Keroin
aKwatic
- Joined
- Jan 8, 2009
- Posts
- 8,154
This is why I'm irritated at the statistic. The whole idea was based off of actuarial tables used in health insurance from decades ago. It has nothing to do with health and everything to do with risk. SKinny people aren't necessarily more healthy, but they are less risky overall. And that risk is not just from weight-related health issues. It's also from activity-related issues. Some skinny-fat latte-sipping cafe-potato may have horrible muscle tone, be weak, and no ability to run, but he's also not likely to get crushed by a load of gravel on the work site.
What pisses me off about it is the usage of "obese" itself. Let's take one of my favourite examples, Pyrros Dimas. Dimas is the greatest olympic lifter of modern times and a fantastically healthy guy. At the last olympics he competed in, he was 5'8" and 187lbs of pure olympian bad-ass. That is a BMI of 28.4 and that is "overweight". At his height, 197lbs would be "obese".
This guy is 10lbs from "obese"? Gimme a fuckin break.
I would rather see "obese" changed to "at risk", which is more accurate a reflection of the original idea behind BMI. Even then, it's insulting , because it does not even remotely take into account build, muscle, or bodyfat percentage.

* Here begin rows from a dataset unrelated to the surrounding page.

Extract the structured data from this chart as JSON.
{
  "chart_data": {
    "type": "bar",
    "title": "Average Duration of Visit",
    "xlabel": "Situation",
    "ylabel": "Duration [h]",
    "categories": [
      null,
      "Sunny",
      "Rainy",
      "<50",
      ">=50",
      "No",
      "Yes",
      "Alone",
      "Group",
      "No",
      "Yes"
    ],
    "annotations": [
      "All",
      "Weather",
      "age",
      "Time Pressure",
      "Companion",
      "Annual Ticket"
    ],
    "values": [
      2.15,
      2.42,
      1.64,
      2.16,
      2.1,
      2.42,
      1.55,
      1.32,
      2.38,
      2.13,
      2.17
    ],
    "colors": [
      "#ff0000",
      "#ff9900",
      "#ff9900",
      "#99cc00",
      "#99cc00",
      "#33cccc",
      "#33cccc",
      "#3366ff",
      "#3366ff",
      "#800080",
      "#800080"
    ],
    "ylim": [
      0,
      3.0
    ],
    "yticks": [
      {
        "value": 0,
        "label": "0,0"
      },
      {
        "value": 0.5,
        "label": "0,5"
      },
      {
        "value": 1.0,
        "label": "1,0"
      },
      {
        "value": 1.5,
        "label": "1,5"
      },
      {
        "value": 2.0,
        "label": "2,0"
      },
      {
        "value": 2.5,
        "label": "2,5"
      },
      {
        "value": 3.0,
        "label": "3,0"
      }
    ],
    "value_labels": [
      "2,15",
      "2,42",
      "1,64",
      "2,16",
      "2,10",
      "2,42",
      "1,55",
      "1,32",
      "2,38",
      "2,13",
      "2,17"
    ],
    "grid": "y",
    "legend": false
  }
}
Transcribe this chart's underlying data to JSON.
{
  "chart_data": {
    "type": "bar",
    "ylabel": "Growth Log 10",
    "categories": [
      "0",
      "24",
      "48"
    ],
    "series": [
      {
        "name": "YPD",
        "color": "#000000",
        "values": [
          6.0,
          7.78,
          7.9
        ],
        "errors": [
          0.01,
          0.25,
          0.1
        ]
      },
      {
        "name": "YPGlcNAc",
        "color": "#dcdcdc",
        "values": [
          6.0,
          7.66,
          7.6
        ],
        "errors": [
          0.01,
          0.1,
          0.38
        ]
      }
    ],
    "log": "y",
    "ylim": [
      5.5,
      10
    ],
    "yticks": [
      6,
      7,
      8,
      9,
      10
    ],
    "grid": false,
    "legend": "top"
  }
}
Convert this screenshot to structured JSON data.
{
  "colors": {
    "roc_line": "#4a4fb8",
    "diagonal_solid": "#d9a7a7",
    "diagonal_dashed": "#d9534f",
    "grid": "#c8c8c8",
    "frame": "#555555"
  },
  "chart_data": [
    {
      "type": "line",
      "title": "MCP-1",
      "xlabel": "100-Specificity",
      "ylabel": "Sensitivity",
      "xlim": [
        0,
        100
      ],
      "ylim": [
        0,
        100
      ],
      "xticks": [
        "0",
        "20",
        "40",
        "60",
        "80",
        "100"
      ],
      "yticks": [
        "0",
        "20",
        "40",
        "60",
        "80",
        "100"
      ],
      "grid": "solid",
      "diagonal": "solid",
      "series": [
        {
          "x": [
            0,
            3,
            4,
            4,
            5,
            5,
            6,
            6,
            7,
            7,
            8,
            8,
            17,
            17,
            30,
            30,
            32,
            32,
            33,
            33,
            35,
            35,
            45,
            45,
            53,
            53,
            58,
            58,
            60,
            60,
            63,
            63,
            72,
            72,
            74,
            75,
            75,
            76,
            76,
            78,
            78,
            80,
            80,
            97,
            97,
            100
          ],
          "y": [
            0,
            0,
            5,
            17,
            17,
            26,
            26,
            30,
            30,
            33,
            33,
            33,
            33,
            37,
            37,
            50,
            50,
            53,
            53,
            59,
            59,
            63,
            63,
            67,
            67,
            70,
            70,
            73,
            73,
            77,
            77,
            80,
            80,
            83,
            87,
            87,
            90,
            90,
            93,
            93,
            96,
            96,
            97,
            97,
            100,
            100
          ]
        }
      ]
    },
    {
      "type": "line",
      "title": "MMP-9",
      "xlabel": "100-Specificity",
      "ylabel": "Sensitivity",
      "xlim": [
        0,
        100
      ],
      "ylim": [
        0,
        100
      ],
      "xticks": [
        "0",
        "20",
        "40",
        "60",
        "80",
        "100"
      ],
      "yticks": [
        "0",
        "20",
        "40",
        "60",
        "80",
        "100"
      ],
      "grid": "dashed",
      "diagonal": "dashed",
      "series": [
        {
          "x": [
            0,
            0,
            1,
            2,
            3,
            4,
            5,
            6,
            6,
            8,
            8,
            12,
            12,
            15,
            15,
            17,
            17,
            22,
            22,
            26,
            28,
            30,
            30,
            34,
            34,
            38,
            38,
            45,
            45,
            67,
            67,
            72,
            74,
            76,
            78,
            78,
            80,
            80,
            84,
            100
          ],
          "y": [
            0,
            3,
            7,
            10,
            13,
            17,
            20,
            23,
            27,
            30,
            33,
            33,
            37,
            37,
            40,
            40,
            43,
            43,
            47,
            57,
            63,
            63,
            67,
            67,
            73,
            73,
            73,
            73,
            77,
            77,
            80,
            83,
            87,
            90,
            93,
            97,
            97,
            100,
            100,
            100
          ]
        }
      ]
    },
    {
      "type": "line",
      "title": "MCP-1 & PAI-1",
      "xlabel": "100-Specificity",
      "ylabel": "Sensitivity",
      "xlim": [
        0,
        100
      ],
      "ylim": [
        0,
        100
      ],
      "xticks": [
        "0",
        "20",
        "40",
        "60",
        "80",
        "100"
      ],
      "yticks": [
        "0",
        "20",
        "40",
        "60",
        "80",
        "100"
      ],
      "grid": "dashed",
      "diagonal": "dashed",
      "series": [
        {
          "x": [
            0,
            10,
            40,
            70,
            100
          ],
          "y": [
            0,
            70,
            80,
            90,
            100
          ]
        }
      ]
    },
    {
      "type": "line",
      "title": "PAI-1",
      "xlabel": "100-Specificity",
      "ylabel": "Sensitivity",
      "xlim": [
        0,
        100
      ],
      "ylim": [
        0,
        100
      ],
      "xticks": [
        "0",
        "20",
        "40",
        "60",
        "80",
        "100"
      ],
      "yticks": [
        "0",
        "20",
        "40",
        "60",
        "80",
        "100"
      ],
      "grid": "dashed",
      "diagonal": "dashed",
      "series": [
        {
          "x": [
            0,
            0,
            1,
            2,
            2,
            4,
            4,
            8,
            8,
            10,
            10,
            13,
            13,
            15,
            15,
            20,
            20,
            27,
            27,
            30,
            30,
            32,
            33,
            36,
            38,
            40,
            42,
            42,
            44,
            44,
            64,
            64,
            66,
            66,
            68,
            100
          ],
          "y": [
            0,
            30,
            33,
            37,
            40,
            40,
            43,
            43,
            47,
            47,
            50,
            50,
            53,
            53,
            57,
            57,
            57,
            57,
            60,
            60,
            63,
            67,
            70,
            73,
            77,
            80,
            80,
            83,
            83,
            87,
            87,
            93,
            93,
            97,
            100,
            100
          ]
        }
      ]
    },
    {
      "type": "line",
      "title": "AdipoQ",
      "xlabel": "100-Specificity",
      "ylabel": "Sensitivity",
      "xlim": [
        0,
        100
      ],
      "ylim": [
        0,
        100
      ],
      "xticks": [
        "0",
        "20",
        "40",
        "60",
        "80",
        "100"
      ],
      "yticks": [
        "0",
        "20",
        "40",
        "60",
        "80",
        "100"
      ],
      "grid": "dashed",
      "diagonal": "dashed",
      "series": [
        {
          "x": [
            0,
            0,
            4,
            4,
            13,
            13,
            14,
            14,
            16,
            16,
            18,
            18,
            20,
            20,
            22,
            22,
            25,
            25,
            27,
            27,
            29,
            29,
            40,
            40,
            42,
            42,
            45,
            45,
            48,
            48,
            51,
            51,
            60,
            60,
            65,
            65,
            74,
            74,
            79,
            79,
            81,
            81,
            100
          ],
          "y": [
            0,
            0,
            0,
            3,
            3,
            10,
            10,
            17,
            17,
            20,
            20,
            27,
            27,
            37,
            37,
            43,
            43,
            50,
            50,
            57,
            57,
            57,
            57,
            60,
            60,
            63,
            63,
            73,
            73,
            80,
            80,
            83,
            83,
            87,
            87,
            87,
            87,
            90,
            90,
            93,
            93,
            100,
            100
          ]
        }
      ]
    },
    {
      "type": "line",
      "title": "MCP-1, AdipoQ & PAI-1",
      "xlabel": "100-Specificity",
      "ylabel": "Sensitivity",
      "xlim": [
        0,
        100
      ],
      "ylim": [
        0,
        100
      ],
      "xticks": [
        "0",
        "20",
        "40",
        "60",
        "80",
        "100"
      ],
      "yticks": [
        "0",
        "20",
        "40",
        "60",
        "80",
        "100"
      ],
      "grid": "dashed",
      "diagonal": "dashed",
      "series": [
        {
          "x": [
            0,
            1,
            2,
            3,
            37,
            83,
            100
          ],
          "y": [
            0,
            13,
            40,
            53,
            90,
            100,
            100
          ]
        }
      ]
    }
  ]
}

You, at 20.8, are brilliantly healthy and active. Most people at that BMI aren't. They are just fast metabolism types who don't work to maintain weight and are no more active than the typical first-worlder. You actually squirrel those actuarial tables because your level of activity leads to greater risk of injury that makes up for general healthy resistance to the malaises that plague fatties like Pyrros Dimas.
Here's a good bit from Wiki about BMI, (note the bold)...
While the formula for BMI dates to the 19th century, the term "body mass index" for the ratio and its popularity date to a 1972 paper by Ancel Keys, which found the BMI to be the best proxy for body fat percentage among ratios of weight and height;[3][4] the interest in measuring body fat being due to obesity becoming a discernible issue in prosperous Western societies. BMI was explicitly cited by Keys as being appropriate for population studies, and inappropriate for individual diagnosis. Nevertheless, due to its simplicity, it came to be widely used for individual diagnosis, despite its inappropriateness.
BMI provided a simple numeric measure of a person's "fatness" or "thinness", allowing health professionals to discuss over- and under-weight problems more objectively with their patients. However, BMI has become controversial because many people, including physicians, have come to rely on its apparent numerical authority for medical diagnosis, but that was never the BMI's purpose; it is meant to be used as a simple means of classifying sedentary (physically inactive) individuals with an average body composition.
You are correct, it isn't the best means to determine individual health.